I’m in a dystopian state of mind. All of my recent media consumption has revolved around human misery and oppression.
On the movie front, I watched Children of Men one night, and V for Vendetta the next. Both films feature Britain as society’s last civilized nation, in a World Gone Mad from war and pestilence. Both films feature thinly veiled indictments of the United States’ invasion of Iraq, where “thinly veiled” translates to “completely transparent”. Both films do not feature Michael Caine as a friendly hermit who enjoys ganja and recreational suicide. One film does though, Children of Men, and as such it is superior.

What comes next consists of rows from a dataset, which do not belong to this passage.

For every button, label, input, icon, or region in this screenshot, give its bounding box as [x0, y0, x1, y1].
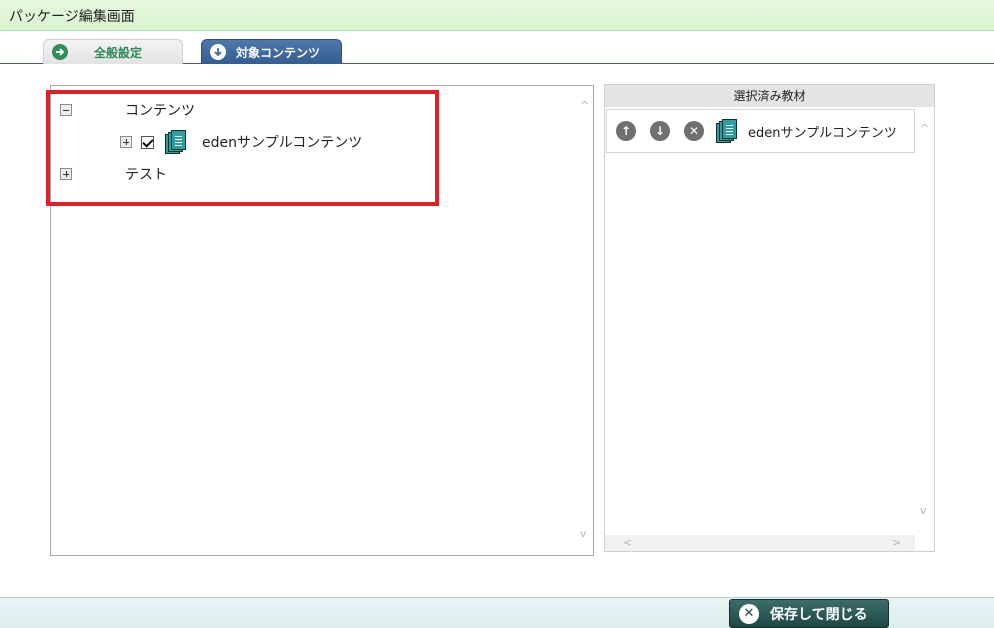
- highlight-box: [46, 90, 439, 206]
- selected-scroll-down-arrow[interactable]: v: [920, 505, 927, 516]
- window-title: パッケージ編集画面: [9, 9, 135, 25]
- selected-item[interactable]: ↑ ↓ ✕ edenサンプルコンテンツ: [606, 109, 915, 153]
- selected-materials-header: 選択済み教材: [605, 85, 934, 107]
- tree-scroll-up-arrow[interactable]: ^: [580, 100, 589, 111]
- close-icon: ✕: [739, 603, 759, 624]
- selected-scroll-up-arrow[interactable]: ^: [920, 123, 929, 134]
- save-and-close-label: 保存して閉じる: [770, 606, 868, 623]
- move-down-button[interactable]: ↓: [650, 121, 670, 141]
- save-and-close-button[interactable]: ✕ 保存して閉じる: [729, 599, 889, 628]
- move-up-button[interactable]: ↑: [616, 121, 636, 141]
- selected-item-label: edenサンプルコンテンツ: [748, 125, 897, 141]
- arrow-down-circle-icon: [210, 44, 226, 60]
- tree-scroll-down-arrow[interactable]: v: [580, 528, 587, 539]
- content-book-icon: [716, 119, 738, 143]
- horizontal-scrollbar[interactable]: < >: [605, 535, 915, 551]
- tab-general-settings[interactable]: 全般設定: [43, 39, 183, 64]
- tab-target-contents[interactable]: 対象コンテンツ: [201, 39, 342, 64]
- tab-general-settings-label: 全般設定: [94, 45, 143, 60]
- scroll-left-arrow[interactable]: <: [623, 537, 632, 548]
- arrow-right-circle-icon: [52, 44, 68, 60]
- tab-target-contents-label: 対象コンテンツ: [236, 45, 321, 60]
- scroll-right-arrow[interactable]: >: [892, 537, 901, 548]
- remove-button[interactable]: ✕: [684, 121, 704, 141]
- title-bar: パッケージ編集画面: [0, 0, 994, 31]
- selected-materials-panel: 選択済み教材 ↑ ↓ ✕ edenサンプルコンテンツ ^ v < >: [604, 84, 935, 552]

On the game front, I finished Bioshock, which is a masterpiece. In it, a billionaire industrialist builds a underwater City of Dreams called Rapture, where civilization’s greatest minds will live out their days in enlightened harmony. The player crash lands in the ocean just above the city, and travels down to it via bathysphere to discover Rapture is far from a utopia, indeed, it is a dystopia. Bioshock is a cautionary tale for budding objectivist megalomaniacs. If you are a budding objectivist megalomaniac, you owe it to yourself to give Bioshock a spin.

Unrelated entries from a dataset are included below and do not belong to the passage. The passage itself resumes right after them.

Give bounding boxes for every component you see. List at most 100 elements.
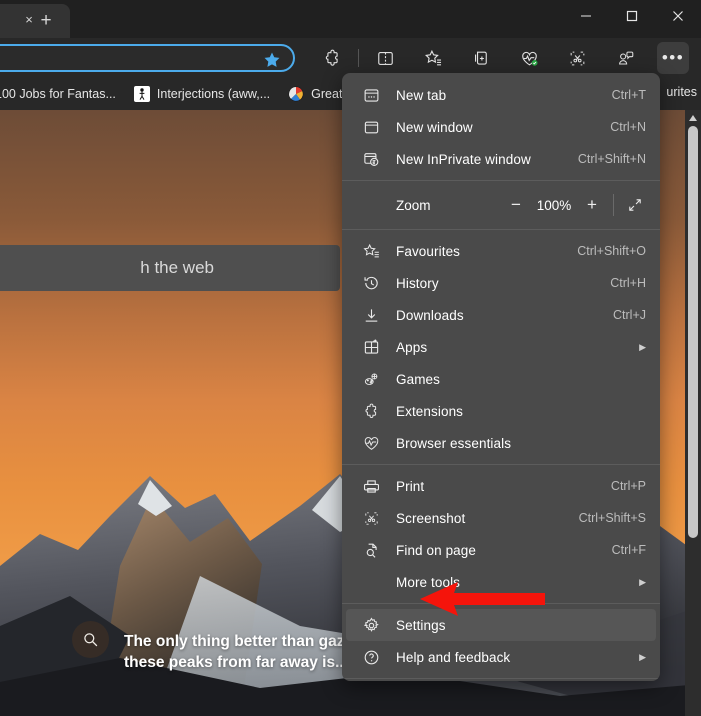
favourites-icon[interactable] xyxy=(417,42,449,74)
chevron-right-icon: ▶ xyxy=(639,576,646,587)
window-controls xyxy=(563,0,701,32)
tab-strip: × + xyxy=(0,0,701,38)
menu-item-history[interactable]: History Ctrl+H xyxy=(346,267,656,299)
menu-item-label: Print xyxy=(396,478,425,494)
menu-item-new-tab[interactable]: New tab Ctrl+T xyxy=(346,79,656,111)
close-icon[interactable] xyxy=(655,0,701,32)
zoom-in-button[interactable]: + xyxy=(577,191,607,219)
toolbar-divider xyxy=(358,49,359,67)
menu-item-label: Screenshot xyxy=(396,510,466,526)
minimize-icon[interactable] xyxy=(563,0,609,32)
menu-item-label: Games xyxy=(396,371,441,387)
menu-item-apps[interactable]: Apps ▶ xyxy=(346,331,656,363)
menu-item-games[interactable]: Games xyxy=(346,363,656,395)
favicon-colorwheel-icon xyxy=(288,86,304,102)
apps-icon xyxy=(360,336,382,358)
collections-icon[interactable] xyxy=(465,42,497,74)
menu-zoom-row: Zoom − 100% + xyxy=(346,186,656,224)
browser-toolbar: ••• xyxy=(0,38,701,78)
scroll-up-arrow-icon[interactable] xyxy=(685,110,701,126)
downloads-icon xyxy=(360,304,382,326)
zoom-label: Zoom xyxy=(396,197,431,213)
chevron-right-icon: ▶ xyxy=(639,651,646,662)
menu-item-shortcut: Ctrl+Shift+O xyxy=(577,244,646,258)
menu-item-shortcut: Ctrl+Shift+S xyxy=(578,511,646,525)
bookmark-item[interactable]: 100 Jobs for Fantas... xyxy=(0,82,125,106)
copilot-mode-icon[interactable] xyxy=(609,42,641,74)
zoom-out-button[interactable]: − xyxy=(501,191,531,219)
extensions-icon[interactable] xyxy=(316,42,348,74)
menu-item-help-and-feedback[interactable]: Help and feedback ▶ xyxy=(346,641,656,673)
menu-item-label: Downloads xyxy=(396,307,464,323)
settings-and-more-label: ••• xyxy=(661,48,685,67)
new-tab-button[interactable]: + xyxy=(32,9,60,33)
search-box[interactable]: h the web xyxy=(0,245,340,291)
menu-separator xyxy=(342,180,660,181)
search-icon[interactable] xyxy=(72,621,109,658)
menu-item-shortcut: Ctrl+N xyxy=(610,120,646,134)
favicon-stickman-icon xyxy=(133,86,150,102)
menu-item-label: Settings xyxy=(396,617,446,633)
help-icon xyxy=(360,646,382,668)
menu-item-browser-essentials[interactable]: Browser essentials xyxy=(346,427,656,459)
menu-item-label: History xyxy=(396,275,439,291)
page-scrollbar[interactable] xyxy=(685,110,701,716)
menu-item-label: New InPrivate window xyxy=(396,151,531,167)
bookmarks-overflow-label[interactable]: urites xyxy=(666,85,697,99)
zoom-level-value: 100% xyxy=(536,197,572,213)
menu-item-downloads[interactable]: Downloads Ctrl+J xyxy=(346,299,656,331)
settings-and-more-button[interactable]: ••• xyxy=(657,42,689,74)
scrollbar-thumb[interactable] xyxy=(688,126,698,538)
split-screen-icon[interactable] xyxy=(369,42,401,74)
no-icon-placeholder xyxy=(360,571,382,593)
menu-item-new-inprivate-window[interactable]: New InPrivate window Ctrl+Shift+N xyxy=(346,143,656,175)
menu-item-label: Favourites xyxy=(396,243,461,259)
menu-item-label: Apps xyxy=(396,339,428,355)
menu-item-new-window[interactable]: New window Ctrl+N xyxy=(346,111,656,143)
menu-item-label: Find on page xyxy=(396,542,477,558)
menu-item-screenshot[interactable]: Screenshot Ctrl+Shift+S xyxy=(346,502,656,534)
games-icon xyxy=(360,368,382,390)
menu-item-label: Browser essentials xyxy=(396,435,512,451)
favourite-star-icon[interactable] xyxy=(263,51,281,69)
menu-item-shortcut: Ctrl+J xyxy=(613,308,646,322)
menu-item-shortcut: Ctrl+Shift+N xyxy=(577,152,646,166)
menu-item-label: Extensions xyxy=(396,403,464,419)
search-placeholder-text: h the web xyxy=(140,258,214,277)
history-icon xyxy=(360,272,382,294)
maximize-icon[interactable] xyxy=(609,0,655,32)
menu-item-shortcut: Ctrl+P xyxy=(610,479,646,493)
bookmark-label: 100 Jobs for Fantas... xyxy=(0,87,116,101)
menu-item-label: New tab xyxy=(396,87,447,103)
bookmark-label: Interjections (aww,... xyxy=(156,87,271,101)
menu-separator xyxy=(342,229,660,230)
menu-item-print[interactable]: Print Ctrl+P xyxy=(346,470,656,502)
extensions-icon xyxy=(360,400,382,422)
menu-separator xyxy=(342,678,660,679)
fullscreen-icon[interactable] xyxy=(620,191,650,219)
bookmark-item[interactable]: Interjections (aww,... xyxy=(125,82,279,106)
menu-item-favourites[interactable]: Favourites Ctrl+Shift+O xyxy=(346,235,656,267)
screenshot-icon xyxy=(360,507,382,529)
menu-item-find-on-page[interactable]: Find on page Ctrl+F xyxy=(346,534,656,566)
menu-item-shortcut: Ctrl+F xyxy=(611,543,646,557)
toolbar-icons: ••• xyxy=(308,42,701,74)
browser-essentials-icon[interactable] xyxy=(513,42,545,74)
screenshot-icon[interactable] xyxy=(561,42,593,74)
menu-separator xyxy=(342,464,660,465)
annotation-arrow xyxy=(420,582,545,616)
favourites-icon xyxy=(360,240,382,262)
menu-item-label: New window xyxy=(396,119,473,135)
address-bar[interactable] xyxy=(0,44,295,72)
browser-essentials-icon xyxy=(360,432,382,454)
inprivate-icon xyxy=(360,148,382,170)
zoom-divider xyxy=(613,194,614,216)
gear-icon xyxy=(360,614,382,636)
find-icon xyxy=(360,539,382,561)
new-tab-icon xyxy=(360,84,382,106)
print-icon xyxy=(360,475,382,497)
menu-item-extensions[interactable]: Extensions xyxy=(346,395,656,427)
new-window-icon xyxy=(360,116,382,138)
menu-item-shortcut: Ctrl+T xyxy=(611,88,646,102)
menu-item-label: Help and feedback xyxy=(396,649,511,665)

On the book front, I read Lucifer’s Hammer by Larry Niven and Jerry Pournelle. Published in the late seventies, it tells the tale of a rogue comet that crashes into the Pacific, ending civilization as we know it. Those unlucky enough to survive the floods, earthquakes, plagues, and famines must somehow rebuild a new society from the ashes of the old. Two major factions form in Los Angeles’ San Joaquin Valley, where most of the book’s action takes place. Let me describe these factions for you, and this is where it gets complicated. I hope I’m able to make this comprehensible because it’s awfully complex. The two factions are:
1) White People: Former Senators, Engineers, Scientists, Farmers, Astronauts and Astronomers, all of whom are white, by the way, rebuild greenhouses and dams and fortified strongholds to survive the coming winter and in doing so, forge the beginnings of a new America, filled with white people.
2) Black People: All the black people in Los Angeles become cannibals.

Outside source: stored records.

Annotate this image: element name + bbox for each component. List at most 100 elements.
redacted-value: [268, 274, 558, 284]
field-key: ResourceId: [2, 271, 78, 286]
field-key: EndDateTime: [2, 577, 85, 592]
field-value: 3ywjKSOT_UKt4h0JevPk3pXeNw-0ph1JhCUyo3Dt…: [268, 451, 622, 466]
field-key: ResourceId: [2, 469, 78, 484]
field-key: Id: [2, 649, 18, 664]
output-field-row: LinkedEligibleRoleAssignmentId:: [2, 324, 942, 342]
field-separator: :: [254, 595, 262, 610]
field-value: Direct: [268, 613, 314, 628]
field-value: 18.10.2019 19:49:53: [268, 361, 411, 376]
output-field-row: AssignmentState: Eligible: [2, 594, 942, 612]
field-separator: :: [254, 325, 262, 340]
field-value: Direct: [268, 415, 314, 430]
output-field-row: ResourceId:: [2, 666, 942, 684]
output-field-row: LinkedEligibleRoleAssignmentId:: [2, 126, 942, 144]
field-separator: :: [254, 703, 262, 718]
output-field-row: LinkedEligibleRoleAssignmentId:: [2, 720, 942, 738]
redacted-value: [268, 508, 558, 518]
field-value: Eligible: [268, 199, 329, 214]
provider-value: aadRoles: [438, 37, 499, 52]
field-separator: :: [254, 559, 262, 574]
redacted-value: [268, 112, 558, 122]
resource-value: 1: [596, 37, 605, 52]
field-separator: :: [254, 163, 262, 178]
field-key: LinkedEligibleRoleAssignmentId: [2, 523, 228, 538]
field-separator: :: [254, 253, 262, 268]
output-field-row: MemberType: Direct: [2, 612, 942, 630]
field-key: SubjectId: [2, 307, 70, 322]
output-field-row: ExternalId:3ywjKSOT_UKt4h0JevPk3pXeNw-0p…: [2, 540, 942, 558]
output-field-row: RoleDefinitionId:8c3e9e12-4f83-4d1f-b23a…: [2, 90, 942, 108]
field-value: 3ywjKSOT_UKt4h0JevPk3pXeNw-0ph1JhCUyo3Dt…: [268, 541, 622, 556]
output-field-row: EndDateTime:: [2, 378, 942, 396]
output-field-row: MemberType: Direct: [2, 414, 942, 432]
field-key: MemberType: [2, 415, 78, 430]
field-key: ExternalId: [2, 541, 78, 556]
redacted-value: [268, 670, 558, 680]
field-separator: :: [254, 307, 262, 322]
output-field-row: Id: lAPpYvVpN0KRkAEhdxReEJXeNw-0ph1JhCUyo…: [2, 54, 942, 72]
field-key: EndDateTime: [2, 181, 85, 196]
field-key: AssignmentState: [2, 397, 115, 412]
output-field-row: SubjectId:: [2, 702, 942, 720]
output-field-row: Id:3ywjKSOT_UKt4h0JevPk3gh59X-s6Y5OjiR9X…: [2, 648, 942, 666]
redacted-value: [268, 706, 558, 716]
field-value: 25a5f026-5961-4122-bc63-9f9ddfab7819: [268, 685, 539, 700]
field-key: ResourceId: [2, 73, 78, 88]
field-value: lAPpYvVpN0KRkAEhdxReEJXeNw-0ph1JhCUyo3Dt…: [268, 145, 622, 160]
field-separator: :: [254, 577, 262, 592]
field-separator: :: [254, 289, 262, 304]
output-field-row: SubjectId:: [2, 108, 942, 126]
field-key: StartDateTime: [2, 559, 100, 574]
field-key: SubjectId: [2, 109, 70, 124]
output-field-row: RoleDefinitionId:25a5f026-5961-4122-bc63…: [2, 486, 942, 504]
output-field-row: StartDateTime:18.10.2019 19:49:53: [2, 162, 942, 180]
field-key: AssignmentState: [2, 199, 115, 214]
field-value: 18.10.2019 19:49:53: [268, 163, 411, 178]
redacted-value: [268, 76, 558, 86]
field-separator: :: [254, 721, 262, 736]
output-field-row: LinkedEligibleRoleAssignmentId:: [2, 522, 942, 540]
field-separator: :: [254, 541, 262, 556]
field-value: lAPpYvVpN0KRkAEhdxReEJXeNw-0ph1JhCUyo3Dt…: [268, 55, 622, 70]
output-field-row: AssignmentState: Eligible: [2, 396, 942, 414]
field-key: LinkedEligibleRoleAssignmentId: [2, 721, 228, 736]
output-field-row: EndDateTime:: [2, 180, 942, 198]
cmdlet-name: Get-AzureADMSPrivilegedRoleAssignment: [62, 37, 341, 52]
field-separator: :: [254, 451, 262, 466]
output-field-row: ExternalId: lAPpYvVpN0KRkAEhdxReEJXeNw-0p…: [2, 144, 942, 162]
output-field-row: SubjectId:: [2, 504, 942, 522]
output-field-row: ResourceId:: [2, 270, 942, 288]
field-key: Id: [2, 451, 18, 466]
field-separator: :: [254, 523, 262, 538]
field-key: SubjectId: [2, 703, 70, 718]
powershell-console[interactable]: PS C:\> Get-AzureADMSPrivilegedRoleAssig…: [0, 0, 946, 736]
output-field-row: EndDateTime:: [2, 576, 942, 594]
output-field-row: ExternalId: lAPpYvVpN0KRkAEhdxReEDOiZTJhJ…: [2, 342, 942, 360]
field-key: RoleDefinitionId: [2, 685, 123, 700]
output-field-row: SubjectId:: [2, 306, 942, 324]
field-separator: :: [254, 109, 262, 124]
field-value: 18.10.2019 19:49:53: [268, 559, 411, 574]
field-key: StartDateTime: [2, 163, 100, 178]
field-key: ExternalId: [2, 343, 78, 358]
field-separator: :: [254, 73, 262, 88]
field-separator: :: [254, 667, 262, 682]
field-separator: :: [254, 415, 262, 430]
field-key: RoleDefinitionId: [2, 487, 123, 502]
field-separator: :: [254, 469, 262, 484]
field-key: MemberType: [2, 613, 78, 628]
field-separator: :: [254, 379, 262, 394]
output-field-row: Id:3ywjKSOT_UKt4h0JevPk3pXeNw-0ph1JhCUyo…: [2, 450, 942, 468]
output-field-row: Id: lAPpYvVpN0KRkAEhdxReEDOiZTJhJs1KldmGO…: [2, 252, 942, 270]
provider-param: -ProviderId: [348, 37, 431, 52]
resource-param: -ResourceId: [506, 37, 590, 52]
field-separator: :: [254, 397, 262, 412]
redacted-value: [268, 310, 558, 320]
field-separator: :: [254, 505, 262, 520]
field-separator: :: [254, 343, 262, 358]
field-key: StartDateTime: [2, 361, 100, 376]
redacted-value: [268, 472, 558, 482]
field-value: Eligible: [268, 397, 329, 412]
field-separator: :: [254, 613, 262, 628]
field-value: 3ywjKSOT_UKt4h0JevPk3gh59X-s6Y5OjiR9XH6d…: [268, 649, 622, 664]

So, let’s review: According to Lucifer’s Hammer, if you are white and therefore skilled, you’re good to go when the big rock slams into Earth. If you are black, you’re going to be dining on your neighbor(s).
I guess Deep Impact had it wrong.
Yep, Lucifer’s Hammer is dripping in racism sauce, and of the 30 or so reviews I’ve read, well over half of them agree with me. It’s pretty hard to deny, and pretty disgusting too. I’ve have no real point to make beyond this. Just warning you that if you, too, enter a dystopian phase, Arthur C. Clarke’s “The Hammer of God” is a far superior and more racially tolerant book about a planet-killing comet with the word “Hammer” in the title.
(To be fair, I’ve heard Pournelle guest on the This Week In Tech podcast several times, and he’s never suggested black people should eat other, so maybe Lucifer’s Hammer was an aberration. It’s no excuse, though.)
I think writing this entry has officially ended my dystopian phase. Time to move on to something else: Ponies!